Summary: all data structures compared
| Structure | Height | Insert | Point Lookup | Range Scan | Serialization on disk | Used in this repo |
|---|---|---|---|---|---|---|
| Skip List | O(log n) expected | O(log n) expected | O(log n) expected | O(k) forward | Flat sorted dump | LevelDB MemTable (lab02) |
| Red-Black Tree | ≤ 2 log₂(n+1) | O(log n) worst-case | O(log n) worst-case | O(k) in-order | Flat sorted dump | Equivalent MemTable substitute |
| B-Tree | log_m(n) | O(log n) | O(log n) | O(k·m) | Fixed-size pages | SQLite backend (option-a-sqlite, option-b-sqlite) |
| B+ Tree | log_m(n) | O(log n) | O(log n) | O(log n + k) | Fixed pages + leaf links | SSTable (lab04), FDB Redwood |
| Min-Heap | log n | O(log n) push | O(1) peek | N/A (ephemeral) | Not persisted | Compaction K-way merge (lab06) |
| WAL | 1 (append-only) | O(1) amortized | N/A | Sequential replay | Framed records (len+CRC) | Crash recovery (lab01) |
All six structures from labs 01–08 and the three comparison structures are tied
together in the capstone engine at lab08/db.go.
Summary: data structures touched by db.Put("name","Alice")

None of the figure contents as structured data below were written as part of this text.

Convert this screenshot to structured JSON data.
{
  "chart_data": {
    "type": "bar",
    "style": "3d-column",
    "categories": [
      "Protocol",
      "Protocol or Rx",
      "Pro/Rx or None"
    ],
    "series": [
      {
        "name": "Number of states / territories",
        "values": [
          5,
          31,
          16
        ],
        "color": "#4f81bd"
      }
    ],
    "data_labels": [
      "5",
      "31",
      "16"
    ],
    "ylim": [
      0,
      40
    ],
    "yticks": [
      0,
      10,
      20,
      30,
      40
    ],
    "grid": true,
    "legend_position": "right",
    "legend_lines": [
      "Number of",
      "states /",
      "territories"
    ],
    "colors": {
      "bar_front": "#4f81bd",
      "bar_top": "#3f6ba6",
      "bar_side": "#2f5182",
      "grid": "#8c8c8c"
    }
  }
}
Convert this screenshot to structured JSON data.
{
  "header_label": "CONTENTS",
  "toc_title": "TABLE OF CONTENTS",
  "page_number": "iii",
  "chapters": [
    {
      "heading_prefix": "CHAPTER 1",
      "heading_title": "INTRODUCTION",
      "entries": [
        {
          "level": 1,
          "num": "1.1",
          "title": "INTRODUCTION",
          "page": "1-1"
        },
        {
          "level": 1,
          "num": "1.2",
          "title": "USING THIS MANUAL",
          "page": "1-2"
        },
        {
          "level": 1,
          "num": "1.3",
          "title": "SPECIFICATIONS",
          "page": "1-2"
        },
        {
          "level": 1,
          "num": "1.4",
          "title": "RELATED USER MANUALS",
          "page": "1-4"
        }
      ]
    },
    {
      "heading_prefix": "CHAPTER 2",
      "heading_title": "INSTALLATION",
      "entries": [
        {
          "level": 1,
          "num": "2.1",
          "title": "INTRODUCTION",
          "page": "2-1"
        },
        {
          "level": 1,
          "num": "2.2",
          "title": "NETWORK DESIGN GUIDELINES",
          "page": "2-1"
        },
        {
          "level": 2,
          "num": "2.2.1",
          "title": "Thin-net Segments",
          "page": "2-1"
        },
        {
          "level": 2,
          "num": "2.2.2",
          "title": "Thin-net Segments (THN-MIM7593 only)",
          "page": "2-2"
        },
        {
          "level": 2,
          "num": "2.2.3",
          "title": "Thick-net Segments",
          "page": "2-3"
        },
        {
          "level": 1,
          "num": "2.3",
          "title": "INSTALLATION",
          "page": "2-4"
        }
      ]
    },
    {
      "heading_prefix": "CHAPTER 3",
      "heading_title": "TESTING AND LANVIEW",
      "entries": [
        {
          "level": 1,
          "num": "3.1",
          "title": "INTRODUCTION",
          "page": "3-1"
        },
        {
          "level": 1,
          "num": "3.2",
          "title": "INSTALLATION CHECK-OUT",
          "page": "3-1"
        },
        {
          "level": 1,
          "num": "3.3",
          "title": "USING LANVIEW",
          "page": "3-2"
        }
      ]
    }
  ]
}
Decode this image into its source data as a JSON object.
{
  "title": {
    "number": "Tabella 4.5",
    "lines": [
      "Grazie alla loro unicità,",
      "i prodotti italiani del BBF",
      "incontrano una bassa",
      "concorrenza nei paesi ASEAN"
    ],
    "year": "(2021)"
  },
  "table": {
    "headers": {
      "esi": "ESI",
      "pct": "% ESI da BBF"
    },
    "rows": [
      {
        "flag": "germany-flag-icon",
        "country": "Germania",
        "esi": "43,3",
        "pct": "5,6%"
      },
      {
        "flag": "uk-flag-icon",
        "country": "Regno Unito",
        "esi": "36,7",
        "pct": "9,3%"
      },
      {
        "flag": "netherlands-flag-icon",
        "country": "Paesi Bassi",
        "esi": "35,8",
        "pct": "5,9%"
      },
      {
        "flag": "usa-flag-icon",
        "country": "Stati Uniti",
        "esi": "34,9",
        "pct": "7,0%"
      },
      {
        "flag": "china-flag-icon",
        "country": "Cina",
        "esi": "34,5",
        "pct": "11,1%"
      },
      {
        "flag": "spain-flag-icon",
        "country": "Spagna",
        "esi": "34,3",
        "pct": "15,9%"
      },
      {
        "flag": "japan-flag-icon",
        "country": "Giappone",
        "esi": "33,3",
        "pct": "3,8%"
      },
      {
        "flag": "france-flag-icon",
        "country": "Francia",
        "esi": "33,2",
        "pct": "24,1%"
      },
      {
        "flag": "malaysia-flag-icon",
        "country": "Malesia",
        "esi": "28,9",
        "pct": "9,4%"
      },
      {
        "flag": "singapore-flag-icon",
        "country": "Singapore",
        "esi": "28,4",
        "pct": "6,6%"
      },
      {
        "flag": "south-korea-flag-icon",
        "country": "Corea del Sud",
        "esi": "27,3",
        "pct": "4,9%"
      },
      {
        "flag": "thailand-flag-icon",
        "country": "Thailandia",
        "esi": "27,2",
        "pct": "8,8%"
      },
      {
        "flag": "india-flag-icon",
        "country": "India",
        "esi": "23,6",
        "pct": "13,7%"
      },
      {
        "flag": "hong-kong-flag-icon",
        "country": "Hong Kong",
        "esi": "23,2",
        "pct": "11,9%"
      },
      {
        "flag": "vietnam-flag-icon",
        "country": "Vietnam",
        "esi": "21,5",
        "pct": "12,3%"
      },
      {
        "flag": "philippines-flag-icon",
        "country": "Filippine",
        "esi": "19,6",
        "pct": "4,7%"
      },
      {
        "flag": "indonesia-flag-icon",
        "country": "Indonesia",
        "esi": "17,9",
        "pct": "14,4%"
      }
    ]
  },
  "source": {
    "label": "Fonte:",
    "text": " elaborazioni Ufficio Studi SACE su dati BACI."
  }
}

| Step | Data structure | Operation | Lab | Go source |
|---|---|---|---|---|
| 1 | Internal Key | Encode "name" || (seqNum<<8|TYPE_VALUE) | 02 | lab02/key.go |
| 2 | WAL | Append framed record + fdatasync | 01 | lab01/wal.go |
| 3 | Skip List | Put(internalKey, "Alice") in O(log n) | 02 | lab02/skiplist.go |
| 4 | MemTable | Thin wrapper; track size for flush trigger | 02 | lab02/memtable.go |
| 5 (flush) | SSTable Builder | Add per sorted key; varint encoding | 04 | lab04/sstable.go |
| 6 (compact) | Min-Heap | K-way merge of all L0+L1 iterators | 06 | lab06/iter.go |
| — | Red-Black Tree | Alternative in-memory MemTable index | — | — |
| — | B-Tree | SQLite page storage (option-*-sqlite labs) | — | option-a-sqlite/ |
| — | B+ Tree | SSTable ≅ 1-level B+ tree; FDB Redwood | — | lab04/sstable.go |
All structures wired together in the capstone engine at lab08/db.go.